N. 05837/2023 REG.RIC.
REPUBBLICA ITALIANA
IN NOME DEL POPOLO ITALIANO
Il Tribunale Amministrativo Regionale per il Lazio
(Sezione Quinta Bis)
ha pronunciato la presente
SENTENZA
sul ricorso numero di registro generale 5837 del 2023, proposto da -OMISSIS-, rappresentato e difeso dall’avvocato Susanna Angela Tosi, con domicilio digitale come da PEC da Registri di Giustizia;
contro
Ministero dell’Interno, in persona del Ministro in carica, rappresentato e difeso ope legis dall’Avvocatura Generale dello Stato, presso i cui uffici è domiciliato in Roma, via dei Portoghesi, 12;
per l’illegittimità
del silenzio dell’amministrazione sull’istanza di concessione della cittadinanza italiana, ex art. 9, comma 1, lett. f), della legge n. 91/1992, numero di protocollo -OMISSIS-;
Visti il ricorso e i relativi allegati;
Visto l’atto di costituzione in giudizio del Ministero dell’Interno;
Visto l’art. 34, comma 5, cod. proc. amm.;
Visti tutti gli atti della causa;
Relatore nella camera di consiglio del giorno 13 giugno 2023 il dott.
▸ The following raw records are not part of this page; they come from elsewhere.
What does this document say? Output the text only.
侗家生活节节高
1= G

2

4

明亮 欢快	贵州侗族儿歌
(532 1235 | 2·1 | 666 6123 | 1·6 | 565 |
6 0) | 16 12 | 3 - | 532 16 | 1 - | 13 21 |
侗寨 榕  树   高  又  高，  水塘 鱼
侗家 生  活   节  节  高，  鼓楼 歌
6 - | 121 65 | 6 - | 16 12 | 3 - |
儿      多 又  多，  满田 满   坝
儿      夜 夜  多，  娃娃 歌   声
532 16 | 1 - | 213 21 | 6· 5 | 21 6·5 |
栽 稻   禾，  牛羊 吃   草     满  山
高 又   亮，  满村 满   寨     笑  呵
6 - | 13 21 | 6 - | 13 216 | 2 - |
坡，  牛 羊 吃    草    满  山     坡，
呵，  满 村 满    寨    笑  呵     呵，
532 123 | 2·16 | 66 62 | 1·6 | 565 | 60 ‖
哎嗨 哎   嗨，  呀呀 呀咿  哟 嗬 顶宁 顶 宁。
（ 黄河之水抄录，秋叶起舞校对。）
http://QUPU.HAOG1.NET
Enrico Mattei e uditi per le parti i difensori come specificato nel verbale;
Considerato che:
con il ricorso in esame la parte ricorrente agisce in giudizio avverso il silenzio serbato dal Ministero dell’Interno sull’istanza di concessione della cittadinanza italiana presentata in data 16 marzo 2021, ai sensi dell’art. 9, comma 1, lett. f), della legge 5 febbraio 1992 n. 9;
l’Amministrazione intimata si è costituta in giudizio il 12 giugno 2023 ed ha depositato il decreto del Presidente della Repubblica con cui è stata accolta la suindicata istanza di concessione della cittadinanza.
Ritenuto che:
l’intervenuta emanazione del provvedimento richiesto ha valenza satisfattiva dell’interesse fatto valere dal ricorrente e che pertanto va dichiarata la cessazione della materia del contendere.
Ravvisata la sussistenza di giusti motivi per compensare tra le parti le spese di lite, tenuto conto della notevole mole di lavoro gravante sugli uffici a causa del rilevante numero di richieste di cittadinanza italiana, oltre che dell’emergenza pandemica ancora in atto, che notoriamente ha determinato un rallentamento anche dell’attività amministrativa (cfr., da ultimo, Cons. Stato, sez. III, sentenza n. 5802/2022).
P.Q.M.
Il Tribunale Amministrativo Regionale per il Lazio (Sezione Quinta Bis), definitivamente pronunciando sul ricorso, come in epigrafe proposto, dichiara la cessazione della materia del contendere.
Spese compensate.
Ordina che la presente sentenza sia eseguita dall’autorità amministrativa.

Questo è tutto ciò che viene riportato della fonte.